This section is intended to introduce the reader to various aspects of art, which may be related to various aspects of the present disclosure that are described and/or claimed below. This discussion is believed to be helpful in providing the reader with background information to facilitate a better understanding of the various aspects of the present disclosure. Accordingly, it should be understood that these statements are to be read in this light, and not as admissions of prior art.
There are many scenarios in which two devices need to interact to exchange data. A common case occurs when a single user controls the devices, e.g. a laptop and a wireless access point. In this case, the communication passes over a wireless communication channel that is relatively easy to eavesdrop. Therefore, it is important to ensure that this channel is secure, in particular when sensitive data is to be transmitted. While the wireless channel will be used as an example, it will however be appreciated that this also applies, but often to a lesser extent, to wired connections.
In these cases, it is common that there is no prior trust infrastructure. This opens the door for the so-called man-in-the-middle attacks. Mitigation of this attack requires some level of user involvement in the device enrolment process. Prior art solutions comprise different methods as button protocols and the use of visual channels (e.g. a first device can have a bar code that the user scans with the second device and the information is used to generate a session key). Such methods engage the user in interacting with the devices communicating over the wireless channel. This is the basis of forming a secure connection between devices in ad hoc networks.
Most applications today employ Transport Layer Security (TLS) protocol for providing secure connections. Conventional options available for authenticating the user include pre-shared key, passwords or public-key certificates. However, there are only a few applications that employ client-side public key certificates for user authentication. In fact, the deployment and management of certificates has turned out to be the main issue.
There exist solutions that combine a password and a certificate for authenticating a user. These methods generally work as follows: when the user is provided with a certificate and a private key, he is directed to input a password. The password is used for the secure storage of the private key and permits minimizing the risks of the certificate being lost or stolen. Then, during a TLS session, the user is requested to enter the password again in order to “unlock” the digital certificate for use. The password is given as evidence of possession of the private key associated to the digital certificate.
A man-in-the-middle (“MITM”) attack or impersonation is a type of attack on mutual authentication protocols in which an attacker makes independent connections with two devices and relays messages between them. The attacker in a MITM attack is usually invisible, and impersonates the devices making them believe they are communicating directly with one another over a secure connection. The attacker, however, controls the entire communication. MITM attacks may be devastating. If, a user authenticates himself to the MITM, then he reveals his credentials and the attacker can misuse them to spoof the user.

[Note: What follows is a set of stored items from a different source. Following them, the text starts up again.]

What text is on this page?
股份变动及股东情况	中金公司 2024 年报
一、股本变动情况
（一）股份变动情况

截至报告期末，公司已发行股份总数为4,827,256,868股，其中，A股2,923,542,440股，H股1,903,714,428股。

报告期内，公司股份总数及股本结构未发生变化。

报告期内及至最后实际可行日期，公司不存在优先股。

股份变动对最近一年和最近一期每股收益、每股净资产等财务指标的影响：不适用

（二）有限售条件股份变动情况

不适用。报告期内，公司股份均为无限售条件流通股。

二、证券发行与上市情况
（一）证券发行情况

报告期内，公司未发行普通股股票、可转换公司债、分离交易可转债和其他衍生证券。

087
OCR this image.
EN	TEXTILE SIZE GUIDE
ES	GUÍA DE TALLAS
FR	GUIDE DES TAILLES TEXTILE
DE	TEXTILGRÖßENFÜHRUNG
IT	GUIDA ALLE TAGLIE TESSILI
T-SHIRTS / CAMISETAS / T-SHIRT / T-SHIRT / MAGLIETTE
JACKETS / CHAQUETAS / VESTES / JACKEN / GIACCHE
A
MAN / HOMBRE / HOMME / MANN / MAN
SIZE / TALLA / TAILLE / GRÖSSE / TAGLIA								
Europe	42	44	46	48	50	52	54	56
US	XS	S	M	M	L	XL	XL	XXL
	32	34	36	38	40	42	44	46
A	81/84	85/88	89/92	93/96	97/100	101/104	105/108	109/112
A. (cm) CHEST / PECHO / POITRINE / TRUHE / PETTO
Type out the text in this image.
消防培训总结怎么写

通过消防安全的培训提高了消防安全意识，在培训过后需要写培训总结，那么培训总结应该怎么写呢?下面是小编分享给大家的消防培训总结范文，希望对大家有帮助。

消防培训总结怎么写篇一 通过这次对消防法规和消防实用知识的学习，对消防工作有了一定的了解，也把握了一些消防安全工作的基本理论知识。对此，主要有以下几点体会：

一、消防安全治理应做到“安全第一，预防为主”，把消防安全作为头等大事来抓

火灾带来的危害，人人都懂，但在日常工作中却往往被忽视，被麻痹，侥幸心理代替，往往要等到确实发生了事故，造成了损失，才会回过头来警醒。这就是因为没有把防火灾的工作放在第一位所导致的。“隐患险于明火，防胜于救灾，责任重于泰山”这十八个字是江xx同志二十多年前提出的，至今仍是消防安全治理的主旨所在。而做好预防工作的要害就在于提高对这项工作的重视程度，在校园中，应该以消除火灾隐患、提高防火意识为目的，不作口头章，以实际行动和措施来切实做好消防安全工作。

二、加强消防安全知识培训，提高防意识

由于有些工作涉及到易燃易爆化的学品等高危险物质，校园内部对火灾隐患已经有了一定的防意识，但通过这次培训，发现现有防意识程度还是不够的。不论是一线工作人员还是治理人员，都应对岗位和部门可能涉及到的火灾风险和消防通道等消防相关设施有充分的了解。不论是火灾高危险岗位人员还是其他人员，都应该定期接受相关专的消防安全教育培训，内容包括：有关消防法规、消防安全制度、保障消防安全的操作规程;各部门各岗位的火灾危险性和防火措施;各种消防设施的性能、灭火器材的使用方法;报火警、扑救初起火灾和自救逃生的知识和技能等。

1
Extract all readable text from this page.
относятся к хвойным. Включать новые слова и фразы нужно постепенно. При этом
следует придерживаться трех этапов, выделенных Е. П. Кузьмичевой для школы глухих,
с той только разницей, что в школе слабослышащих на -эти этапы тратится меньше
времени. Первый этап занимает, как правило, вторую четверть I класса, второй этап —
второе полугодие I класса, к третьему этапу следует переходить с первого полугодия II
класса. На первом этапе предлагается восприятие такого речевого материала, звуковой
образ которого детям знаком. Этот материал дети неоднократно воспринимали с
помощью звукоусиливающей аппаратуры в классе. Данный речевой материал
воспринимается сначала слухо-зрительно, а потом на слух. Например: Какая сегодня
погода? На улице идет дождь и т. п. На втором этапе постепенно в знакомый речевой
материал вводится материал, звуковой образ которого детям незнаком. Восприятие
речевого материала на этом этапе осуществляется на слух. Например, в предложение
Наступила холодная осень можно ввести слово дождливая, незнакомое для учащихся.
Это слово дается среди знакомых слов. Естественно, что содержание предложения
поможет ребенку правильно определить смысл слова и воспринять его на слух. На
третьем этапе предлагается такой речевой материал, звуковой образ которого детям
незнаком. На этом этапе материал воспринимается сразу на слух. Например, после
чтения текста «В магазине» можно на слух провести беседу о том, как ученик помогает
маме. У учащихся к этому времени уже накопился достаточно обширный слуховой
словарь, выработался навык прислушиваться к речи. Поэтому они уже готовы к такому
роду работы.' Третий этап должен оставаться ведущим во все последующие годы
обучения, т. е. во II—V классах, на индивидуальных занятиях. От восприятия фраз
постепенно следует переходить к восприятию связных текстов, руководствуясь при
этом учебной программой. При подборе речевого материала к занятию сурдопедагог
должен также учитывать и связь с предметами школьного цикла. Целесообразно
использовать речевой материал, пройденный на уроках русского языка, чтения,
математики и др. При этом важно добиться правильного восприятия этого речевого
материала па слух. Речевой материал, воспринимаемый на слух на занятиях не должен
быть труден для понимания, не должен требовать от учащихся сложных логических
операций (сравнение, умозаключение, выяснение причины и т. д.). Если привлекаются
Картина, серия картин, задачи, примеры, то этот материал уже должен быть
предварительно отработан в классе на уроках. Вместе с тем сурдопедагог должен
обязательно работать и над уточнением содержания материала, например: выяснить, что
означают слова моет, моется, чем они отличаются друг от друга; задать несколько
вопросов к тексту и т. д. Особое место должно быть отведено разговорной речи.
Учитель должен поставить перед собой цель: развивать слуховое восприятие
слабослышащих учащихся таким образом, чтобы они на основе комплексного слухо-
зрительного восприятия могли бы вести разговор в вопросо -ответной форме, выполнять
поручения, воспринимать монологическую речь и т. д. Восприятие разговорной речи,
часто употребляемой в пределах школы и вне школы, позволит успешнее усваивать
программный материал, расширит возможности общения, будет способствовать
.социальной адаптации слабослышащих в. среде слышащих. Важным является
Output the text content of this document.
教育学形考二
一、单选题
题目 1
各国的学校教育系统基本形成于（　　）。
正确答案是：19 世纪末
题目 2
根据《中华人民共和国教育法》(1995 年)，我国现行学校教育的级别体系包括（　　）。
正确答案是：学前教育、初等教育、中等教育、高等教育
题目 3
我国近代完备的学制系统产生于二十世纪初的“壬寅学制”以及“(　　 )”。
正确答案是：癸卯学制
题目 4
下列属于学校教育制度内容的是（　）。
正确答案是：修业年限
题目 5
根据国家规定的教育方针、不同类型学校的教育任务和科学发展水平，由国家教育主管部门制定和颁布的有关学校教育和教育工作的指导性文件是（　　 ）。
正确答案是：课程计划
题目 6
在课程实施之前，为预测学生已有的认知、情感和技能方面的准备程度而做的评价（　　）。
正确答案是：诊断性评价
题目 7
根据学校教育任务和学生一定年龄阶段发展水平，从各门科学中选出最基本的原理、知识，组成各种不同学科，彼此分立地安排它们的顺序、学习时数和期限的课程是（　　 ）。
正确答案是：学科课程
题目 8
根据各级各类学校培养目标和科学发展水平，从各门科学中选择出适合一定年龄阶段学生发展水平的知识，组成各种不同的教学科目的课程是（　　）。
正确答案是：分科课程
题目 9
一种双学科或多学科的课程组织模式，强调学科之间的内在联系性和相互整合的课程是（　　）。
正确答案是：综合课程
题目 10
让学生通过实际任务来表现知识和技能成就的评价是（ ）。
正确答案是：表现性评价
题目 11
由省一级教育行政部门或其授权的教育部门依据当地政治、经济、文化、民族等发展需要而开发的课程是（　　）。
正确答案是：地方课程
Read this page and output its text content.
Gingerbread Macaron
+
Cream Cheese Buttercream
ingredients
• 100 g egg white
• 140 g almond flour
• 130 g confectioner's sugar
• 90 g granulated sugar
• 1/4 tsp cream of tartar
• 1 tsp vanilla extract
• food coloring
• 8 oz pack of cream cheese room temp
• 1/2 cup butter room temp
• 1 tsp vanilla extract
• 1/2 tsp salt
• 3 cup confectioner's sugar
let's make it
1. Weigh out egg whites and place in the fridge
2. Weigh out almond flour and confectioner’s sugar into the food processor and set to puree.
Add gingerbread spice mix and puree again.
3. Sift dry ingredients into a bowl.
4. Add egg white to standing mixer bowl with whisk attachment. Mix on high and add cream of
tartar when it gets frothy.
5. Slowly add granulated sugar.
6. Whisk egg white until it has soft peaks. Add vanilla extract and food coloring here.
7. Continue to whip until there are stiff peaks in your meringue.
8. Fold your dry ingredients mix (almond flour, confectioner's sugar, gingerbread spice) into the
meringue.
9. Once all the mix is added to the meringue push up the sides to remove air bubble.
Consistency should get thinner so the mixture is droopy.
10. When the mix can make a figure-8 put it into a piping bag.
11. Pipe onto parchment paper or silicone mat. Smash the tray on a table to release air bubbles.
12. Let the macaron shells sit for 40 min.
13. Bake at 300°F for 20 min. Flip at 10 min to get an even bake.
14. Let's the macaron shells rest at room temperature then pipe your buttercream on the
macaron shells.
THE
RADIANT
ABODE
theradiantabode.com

Many authentication mechanisms fail to provide enough protection against MITM or impersonation attacks. There are two main reasons:                1. The user-authentication mechanism used is usually weak. This leads to a situation in which the user talks to the MITM, thereby revealing his password,        2. The TLS session establishment is generally decoupled from the user authentication. If for instance a shared secret-key leaks, it can be reused to spoof any device in a network.        
Consequently, any effective countermeasure against MITM attacks must address these problems by implementing a secure authentication mechanism that combines user authentication with TLS certificate-based authentication.
RFC 2945, “The SRP Authentication and Key Exchange System”, describes a Secure Remote Password (SRP) algorithm that enables set-up of authentication based on passwords. The client has a password or PIN code and the server has a verification data (e.g. the salted hash of the password). SRP provides strong mutual authentication. However, SRP is not always supported or available. Datagram TLS (DTLS), which is the reference for protecting data over UDP, does not support SRP authentication; only certificate-based and pre-shared key authentication are currently supported.
A first problem with the prior art methods is that when password verification is local to a device it cannot be trusted because of a possibly weak security enforcement mechanism. This may be harmful for the system infrastructure. The reason is that in such a case, an attacker can bypass the password enforcement on a weak device and then get access to critical resources. It will thus be seen that there is a need for a solution in which the remote device (i.e. the verifier) not only verifies that the user possesses the private key but also that he knows the correct password.
A second problem with the prior art methods, is the centralized nature and complexity of setting up a PKI infrastructure. The scalability (addition of new devices) within such systems requires a management service for the signature and delivery of new certificates. This has a cost and is not easy to set-up or use, especially for a user without any security knowledge. In many cases, particularly for ad hoc networks, there is no central authority or management server and devices generate self-signed certificates. Since any device then can generate a certificate, it is difficult to trust such certificates. We address the issue here by proposing a secure and decentralized PKI system based on the knowledge of a unique password. This renders the deployment and management of certificates completely transparent for the user. The user needs only to remember the password.
It will thus be appreciated that there is a need for a solution that ensures that a certificate not only permits remote password verification, but also that the certificate was generated by a user device under control of a user that knows the password. The present disclosure provides such a solution.